DHR, JKHY, HXL

DHR-DANAHER CORP-These guys have great earnings, and they are set to split into 2 companies in q3 of 2016.  Cap is 59.38b.  P/E is at 23.61.  Dividend is at .54.  They are up 3.24% on the year.  Analysts are neutral. Book is at 34.49 per share.  Enterprise value is at 71.46b.  I’m thinking these guys are trying to unlock additional value by splitting into 2 more focused holidng companies.  Forward EPS is at 11.2.  Book growth is at 11.56.  Return on equity is at 11.03.  Debt is at 31.47.  It looks like this stock went up on news of the impending split.  I just don’t think their growth is going to grow enough.  Let’s say book grows to 77 using current figures, we could see EPS of 8.53, and thus a price of maybe 187 plus say $5 in dividends.  They are currently selling at 86.65.  I’d buy at 50.  It would be speculative to reason they would shoot up upon splitting.

JKHY-JACK HENRY AND ASSOCIATES INC-Selling at 81.18.  P/E is at 30.29.  Cap is at 6.49.  Short interest is at 4%.  Dividned is 1 per year, so about 7.5 with ten and tax.  Analysts are bullish.  Book is at 11.94 per share.  Average p/e is at 23.  EPS this year 11.15, next year is at 11.5.  Book growth is at 5.73 over past 5.  Debt is at 3.17.  Return on equity is at 22.64.  EPS is at 2.68.  Dividend is thus at 37%.  Historical return on equity is more like 18 average.  Book is growing at 6.85 annual average.  Let’s say book is 23.16 and thus EPS of 4.63, and with a pe of more like 24, we could see a share price of 111 plus dividends of 7.5.  Earnings compound at 11.55 over past 9.  So let’s say we use 63% of that to grow, that would be compounding at a rate of 7.27 moving forward.  I just don’t know about this stock.  I’ll put a marker for 65 and i’ll keep an eye on these guys.

HXL-HEXCEL CORPORATION-Cap is at 3.91b.  Price is at 41.38.  They are 7% down on the year.  Dividend is at .4, so we’ll say $3 with 10 and tax per share.  P/E is at 16.96 and so we have EPS of 2.4398 and thus we have a 16% of EPS dividend.  Book is at 12.62.  Analysts are neutral.  7.52% short interest.  The aerospace industry is kinda suffering right now, but analysts expect a secular tailwind with increased aerospace spending.
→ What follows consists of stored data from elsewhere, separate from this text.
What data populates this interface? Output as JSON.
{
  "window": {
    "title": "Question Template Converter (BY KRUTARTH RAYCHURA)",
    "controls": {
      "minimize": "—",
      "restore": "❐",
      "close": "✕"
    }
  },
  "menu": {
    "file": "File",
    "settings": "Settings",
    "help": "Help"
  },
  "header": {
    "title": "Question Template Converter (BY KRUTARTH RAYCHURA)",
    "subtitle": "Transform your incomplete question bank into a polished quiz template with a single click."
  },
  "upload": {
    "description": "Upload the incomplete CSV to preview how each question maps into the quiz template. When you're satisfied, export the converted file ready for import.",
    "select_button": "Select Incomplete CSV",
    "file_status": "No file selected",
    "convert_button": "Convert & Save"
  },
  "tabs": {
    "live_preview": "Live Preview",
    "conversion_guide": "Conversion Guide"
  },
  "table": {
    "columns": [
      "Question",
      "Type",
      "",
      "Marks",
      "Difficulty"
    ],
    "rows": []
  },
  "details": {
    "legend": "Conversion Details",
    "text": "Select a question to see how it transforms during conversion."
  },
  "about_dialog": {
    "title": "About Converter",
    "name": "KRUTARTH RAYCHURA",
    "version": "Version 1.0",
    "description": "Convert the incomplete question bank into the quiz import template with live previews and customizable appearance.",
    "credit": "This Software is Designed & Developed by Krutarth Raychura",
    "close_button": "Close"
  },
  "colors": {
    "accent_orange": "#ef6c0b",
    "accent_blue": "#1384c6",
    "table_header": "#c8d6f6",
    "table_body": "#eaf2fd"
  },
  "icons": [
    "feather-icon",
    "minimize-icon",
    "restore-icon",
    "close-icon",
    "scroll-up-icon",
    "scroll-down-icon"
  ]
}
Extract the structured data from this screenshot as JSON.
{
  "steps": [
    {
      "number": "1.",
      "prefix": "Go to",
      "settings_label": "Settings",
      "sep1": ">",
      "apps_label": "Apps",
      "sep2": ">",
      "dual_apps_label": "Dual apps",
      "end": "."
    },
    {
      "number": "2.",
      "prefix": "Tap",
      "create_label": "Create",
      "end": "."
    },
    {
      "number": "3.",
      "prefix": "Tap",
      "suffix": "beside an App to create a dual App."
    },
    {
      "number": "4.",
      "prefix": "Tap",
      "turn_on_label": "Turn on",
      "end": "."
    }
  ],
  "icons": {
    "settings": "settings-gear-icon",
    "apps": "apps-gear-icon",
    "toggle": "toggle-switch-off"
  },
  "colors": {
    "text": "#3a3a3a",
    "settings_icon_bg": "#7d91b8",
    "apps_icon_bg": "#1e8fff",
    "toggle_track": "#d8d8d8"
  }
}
Historical return on equity can be stated at about 15.5.  Book has been growing at a nice clip, nearly 15%.  EPS is grwoing at 25% last 5 years.  EPS growht is supposed to be 17.19 this coming year and 11.66 in next 3-5  Book growth is at 12.34 over past 5 years.  Return on equity is at 19.82 this year.  Debt is at 45.14.   Earnings growth are compounding at like 14.42%.  This is a nice stock.  Wonder if there are unseemly things going on under the surface.  So let’s say that book grows at 12.  We could see book per share of 39.2, and thus EPS of 6.66 with a generous 17 r on e, and with a p/e of 16, we could see a price of say 10662 plus that dividend of 3 with ten and tax.  we’ll say they have a value of 110 in ten years….conservatively speaking.  I’d buy if they came down to 30…in all seriousness they could seriously grow.